There are many families in our community struggling to balance rapidly rising housing costs while working multiple low-wage, part-time jobs. Increasing the costs for food will disproportionately impact families presently living paycheck-to-paycheck to maintain house and home. These families are on the edge of family stability, a cold/flu, a flat tire or other minor car repair, can make the difference in paying each month’s rent. They do not need our tax system to be changed so that they pay more for groceries every month while their landlord and employers pay less total taxes every year.
I would like to propose a simple change to the tax proposal that would make it simpler and fairer for struggling families.
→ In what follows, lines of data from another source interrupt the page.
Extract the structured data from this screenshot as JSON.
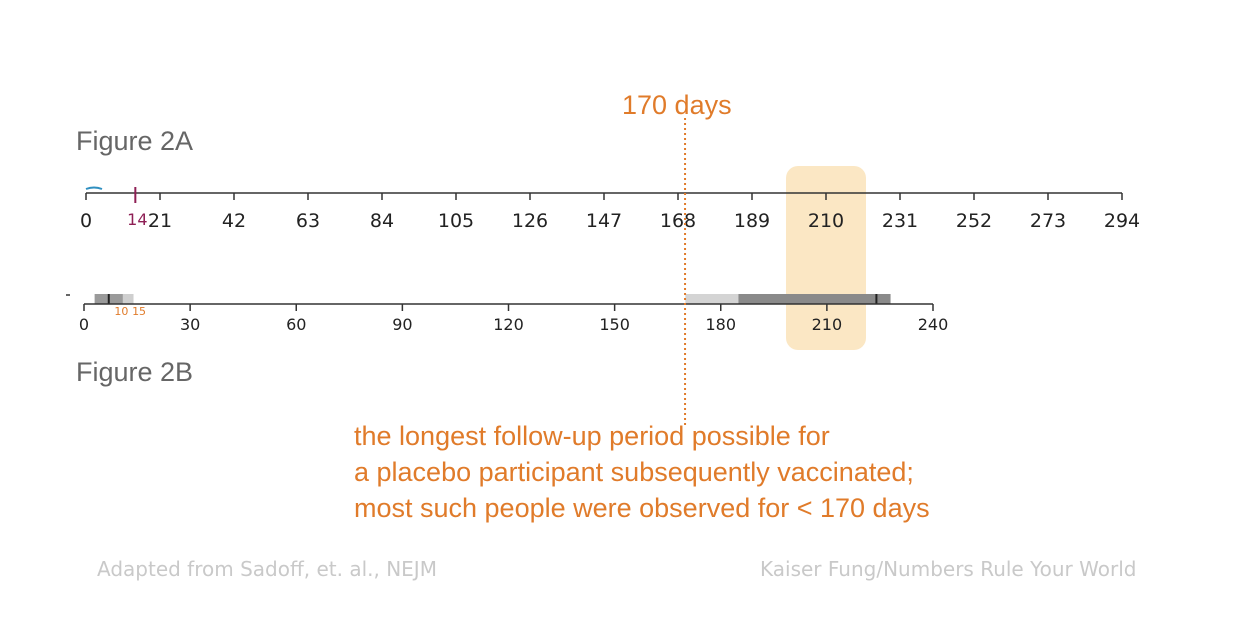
{
  "figure_a_label": "Figure 2A",
  "figure_b_label": "Figure 2B",
  "callout_label": "170 days",
  "note_lines": [
    "the longest follow-up period possible for",
    "a placebo participant subsequently vaccinated;",
    "most such people were observed for < 170 days"
  ],
  "credit_left": "Adapted from Sadoff, et. al., NEJM",
  "credit_right": "Kaiser Fung/Numbers Rule Your World",
  "colors": {
    "orange": "#e07b2a",
    "highlight": "#fbe7c4",
    "tick14": "#8e1f55",
    "axis": "#333333"
  },
  "chart_data": [
    {
      "type": "timeline-axis",
      "xlim": [
        0,
        294
      ],
      "ticks": [
        0,
        21,
        42,
        63,
        84,
        105,
        126,
        147,
        168,
        189,
        210,
        231,
        252,
        273,
        294
      ],
      "marker": {
        "value": 14,
        "label": "14"
      }
    },
    {
      "type": "timeline-axis",
      "xlim": [
        0,
        240
      ],
      "ticks": [
        0,
        30,
        60,
        90,
        120,
        150,
        180,
        210,
        240
      ],
      "small_labels": [
        {
          "value": 10,
          "label": "10"
        },
        {
          "value": 15,
          "label": "15"
        }
      ],
      "bars": [
        {
          "from": 3,
          "to": 11,
          "color": "#9a9a9a"
        },
        {
          "from": 11,
          "to": 14,
          "color": "#cfcfcf"
        },
        {
          "from": 170,
          "to": 185,
          "color": "#d4d4d4"
        },
        {
          "from": 185,
          "to": 228,
          "color": "#8a8a8a"
        }
      ]
    }
  ],
  "reference_line": {
    "value": 170
  },
  "highlight_region": {
    "center": 210
  }
}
Two years ago, the Utah House of Representatives passed HB 148, which eliminated the state portion of the sales tax on unprepared food and paid for that cut by increasing the tax on nonfood items by 0.22%. This bill would benefit most Utah families because the sales tax reduction on food was eight times bigger than the increase to tax on nonfood items and most families spend much more money on food than on nonfood items that are subject to sales tax.
HB 148 would have especially benefited the families served by my church’s food pantry. An analysis from the United State Department of Agriculture shows that low-income families spend 35.1% of their monthly income on food, while families in the top 20%, in terms of income, spend only 8.2% of their income on food. A tax on groceries impacts over a third of all the money a low-income family has to live on, but less than 10% of the income of more affluent families.
I would like to invite the sponsors of the tax reform proposals to come to the food pantry at Granger Community Christian Church and talk to the families we serve about what it is like to struggle paycheck to paycheck just to keep your kids in a home.
Unfortunately, HB 148 did not pass in the Senate, and the leaders of a legislative task force are proposing a bill that would double the sales tax on food. The sponsors of the bill try to offset the harm this increase would cause low-income families by creating an annual food tax rebate. A tax rebate next year may seem reasonable “on paper,” but the daily reality for low-income and fixed-income families, is a rebate will not repair the harm done to families by this tax increase.
It would be so much better for low-income families if the grocery tax ideas in the task force bill were replaced by the ideas in HB 148. Giving families a break on taxes charged at the grocery store would put money back in their pockets each week. That money might be enough to pay for other household needs, like soap, tissue, or detergent. A family might save the money for a week and use it to pay the last part of the electric bill or transportation costs.
That would be so much better than taking more money out of the pockets of struggling families now and then trying to undo the damage next year at tax time.
The Rev. Vinnetta Golphin-Wilkerson is pastor of the Granger Community Christian Church.